Reflection: 2016 Olympic Games

Citius. Altius. Fortius. I remember first hearing these three words in a movie I watched about running legend Steve Prefontaine roughly 15 years ago. The narrator of the movie, who was also playing the role of Bill Bowerman (founder of Nike) in the film, stated that these words were the motto/mantra of the ancient Olympic games. They mean “Faster, higher, stronger,” and again the narrator reminded viewers that it does not say faster higher and stronger than others, just faster, higher, stronger. 

When I think about this mantra I find myself inspired. To me it is a reminder to not be satisfied with the status quo, to not become complacent, to not settle into mediocrity. It is a reminder to daily press forward and to bring my very best into every arena in life. And we celebrate this mantra every four years by bringing some of the most incredible athletes in the world together to compete, and to celebrate the fact that they have daily pushed themselves to bring their very best into a global arena.

For me, every day of the Olympics is filled with inspiration. Whether it is from watching Usain Bolt continue to excel as the fastest man in the world, watching Michael Phelps add to his medal total, celebrating Simone Manuel, Maya Dirado and others earn their first, or smiling as a West Virginian and WVU student earned the first gold medal, these events make me want to bring out my very best as well. Adding to the inspiration is the thought that this year for the first time there is a refugee team. Often forgotten by the rest of the world, these athletes remind us that regardless of our circumstances, we are all capable of pushing through to bring our very best to the world around us. And if these stories are not enough, I am amazed at what technology has brought into these Olympics. The silver medalist in javelin is a Kenyan who learned and refined his skill from watching YouTube videos. 

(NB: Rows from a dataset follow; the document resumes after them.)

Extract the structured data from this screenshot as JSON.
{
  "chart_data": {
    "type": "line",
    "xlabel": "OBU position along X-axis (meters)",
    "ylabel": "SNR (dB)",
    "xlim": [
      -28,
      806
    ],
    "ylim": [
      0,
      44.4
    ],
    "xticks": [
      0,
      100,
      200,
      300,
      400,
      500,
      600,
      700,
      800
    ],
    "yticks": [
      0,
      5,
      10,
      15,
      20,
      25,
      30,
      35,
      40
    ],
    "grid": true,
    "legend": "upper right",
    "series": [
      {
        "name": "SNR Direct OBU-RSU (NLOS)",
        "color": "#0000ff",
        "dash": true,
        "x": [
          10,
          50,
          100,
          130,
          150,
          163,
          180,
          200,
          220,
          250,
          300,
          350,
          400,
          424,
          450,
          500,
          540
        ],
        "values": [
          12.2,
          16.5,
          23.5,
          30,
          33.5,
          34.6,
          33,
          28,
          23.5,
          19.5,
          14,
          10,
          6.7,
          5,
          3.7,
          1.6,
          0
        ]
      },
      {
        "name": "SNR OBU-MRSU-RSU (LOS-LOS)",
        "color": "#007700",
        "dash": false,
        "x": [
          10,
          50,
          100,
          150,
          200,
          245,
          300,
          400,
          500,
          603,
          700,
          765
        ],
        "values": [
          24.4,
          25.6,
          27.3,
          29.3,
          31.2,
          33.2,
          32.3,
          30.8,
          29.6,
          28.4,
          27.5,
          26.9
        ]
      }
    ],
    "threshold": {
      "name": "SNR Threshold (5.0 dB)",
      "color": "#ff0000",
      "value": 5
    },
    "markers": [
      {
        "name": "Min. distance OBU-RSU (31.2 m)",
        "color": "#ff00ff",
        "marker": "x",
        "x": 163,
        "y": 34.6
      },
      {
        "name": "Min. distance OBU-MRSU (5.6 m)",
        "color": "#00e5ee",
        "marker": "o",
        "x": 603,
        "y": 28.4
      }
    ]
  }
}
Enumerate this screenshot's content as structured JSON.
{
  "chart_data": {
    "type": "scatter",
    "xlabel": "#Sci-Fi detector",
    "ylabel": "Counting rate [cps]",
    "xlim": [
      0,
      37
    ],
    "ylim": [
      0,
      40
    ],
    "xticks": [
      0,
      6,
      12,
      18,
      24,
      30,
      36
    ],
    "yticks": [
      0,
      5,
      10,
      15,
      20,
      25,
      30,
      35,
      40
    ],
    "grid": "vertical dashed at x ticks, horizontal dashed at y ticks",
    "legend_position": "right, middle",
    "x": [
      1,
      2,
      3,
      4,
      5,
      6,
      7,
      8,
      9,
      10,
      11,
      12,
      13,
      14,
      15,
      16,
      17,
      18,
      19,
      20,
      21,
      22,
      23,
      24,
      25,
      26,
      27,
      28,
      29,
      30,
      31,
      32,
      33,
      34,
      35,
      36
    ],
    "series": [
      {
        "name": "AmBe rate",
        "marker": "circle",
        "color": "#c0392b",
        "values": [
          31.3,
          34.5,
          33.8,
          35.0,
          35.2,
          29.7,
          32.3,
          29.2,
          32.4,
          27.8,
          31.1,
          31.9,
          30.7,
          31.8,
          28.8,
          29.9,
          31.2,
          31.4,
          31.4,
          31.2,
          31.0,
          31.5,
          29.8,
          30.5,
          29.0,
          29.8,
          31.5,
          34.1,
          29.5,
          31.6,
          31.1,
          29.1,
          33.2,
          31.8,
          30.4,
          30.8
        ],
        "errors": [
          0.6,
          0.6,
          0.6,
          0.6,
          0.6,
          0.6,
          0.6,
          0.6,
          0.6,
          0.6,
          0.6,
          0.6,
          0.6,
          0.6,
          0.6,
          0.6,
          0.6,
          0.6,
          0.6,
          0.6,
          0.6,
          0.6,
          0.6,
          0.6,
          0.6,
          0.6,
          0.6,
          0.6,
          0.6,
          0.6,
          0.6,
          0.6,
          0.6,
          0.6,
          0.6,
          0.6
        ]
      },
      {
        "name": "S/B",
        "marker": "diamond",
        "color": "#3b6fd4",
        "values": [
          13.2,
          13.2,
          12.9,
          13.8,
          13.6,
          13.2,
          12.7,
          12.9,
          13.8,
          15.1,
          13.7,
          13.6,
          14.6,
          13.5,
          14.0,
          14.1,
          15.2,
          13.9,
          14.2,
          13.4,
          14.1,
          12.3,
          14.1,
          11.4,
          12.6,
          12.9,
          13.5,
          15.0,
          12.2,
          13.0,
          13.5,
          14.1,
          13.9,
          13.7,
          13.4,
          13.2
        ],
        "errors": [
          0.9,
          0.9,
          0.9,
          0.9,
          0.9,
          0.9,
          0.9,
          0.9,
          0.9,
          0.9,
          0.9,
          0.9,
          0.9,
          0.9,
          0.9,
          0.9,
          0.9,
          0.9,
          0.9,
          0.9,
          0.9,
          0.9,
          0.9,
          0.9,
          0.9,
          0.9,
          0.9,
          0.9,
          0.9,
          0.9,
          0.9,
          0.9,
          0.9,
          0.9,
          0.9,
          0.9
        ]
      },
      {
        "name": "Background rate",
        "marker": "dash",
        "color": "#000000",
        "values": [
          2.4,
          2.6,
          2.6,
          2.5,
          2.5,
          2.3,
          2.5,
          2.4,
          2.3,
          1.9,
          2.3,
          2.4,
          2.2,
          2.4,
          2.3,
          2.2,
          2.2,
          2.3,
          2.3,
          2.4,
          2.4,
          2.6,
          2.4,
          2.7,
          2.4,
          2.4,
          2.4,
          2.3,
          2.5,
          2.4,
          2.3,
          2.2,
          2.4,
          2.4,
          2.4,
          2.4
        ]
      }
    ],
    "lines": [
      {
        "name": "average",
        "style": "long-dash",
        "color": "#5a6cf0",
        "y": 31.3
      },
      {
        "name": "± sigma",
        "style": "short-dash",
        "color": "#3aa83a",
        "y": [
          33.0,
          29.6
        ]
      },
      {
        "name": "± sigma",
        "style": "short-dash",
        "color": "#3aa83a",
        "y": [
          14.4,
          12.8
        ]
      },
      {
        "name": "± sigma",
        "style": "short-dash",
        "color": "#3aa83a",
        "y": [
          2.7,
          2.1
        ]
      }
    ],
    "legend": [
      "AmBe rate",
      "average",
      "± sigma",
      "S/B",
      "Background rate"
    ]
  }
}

In the first Olympic games I can remember watching, fellow West Virginian Mary Lou Retton shocked and captivated the world with her gold medal performance. While it was amazing to watch, at the time my aspirations for life really didn’t expand beyond my zip code. I wanted to be a better student, and a better human being, but how that would translate to how I lived my life did not take shape for me until much later. Now, in these Olympics, there is actually a website to connect aspiring future Olympians to pursue their dreams and get connected to an Olympic sports program. Now, the learning journey is just a click away.

But for most of us in the world, the closest we will come to the games is a television or radio broadcast. We will watch and listen intently and cheer for athletes from our home country, athletes who have won our hearts and respect, and/or the entire field of competition for the milestones and benchmarks they have achieved. How can we bring this Olympic fire into our own hearts, into our own communities, and into our own families? 

I believe the answer is in the Olympic mantra, citius, altius, fortius. If we can hold off looking to our right and left to see how we are competing with others, and focus on the interior competition, I believe we can see greatness blossom. Too often, each one of us are plagued with self-doubt, with wounds from the past, and with fear of failure, and so we never really bring our best. What would happen if each one of us brought forth our best effort each day into each area of our lives? Of course I know there will be days that each of us falter, days in which we do not bring our best, and days in which our best is not quite as good as the day before, but that just gives us an opportunity to practice resilience, to dust ourselves off, and to push forward again like Mo Farah in the 10,000 meter race for the gold.

During the Olympic season, and indeed during every season, may we each strive to bring our very best effort and our best selves to the world around us so that we can look back at the end of the day and say that we gave it our all, and left nothing back.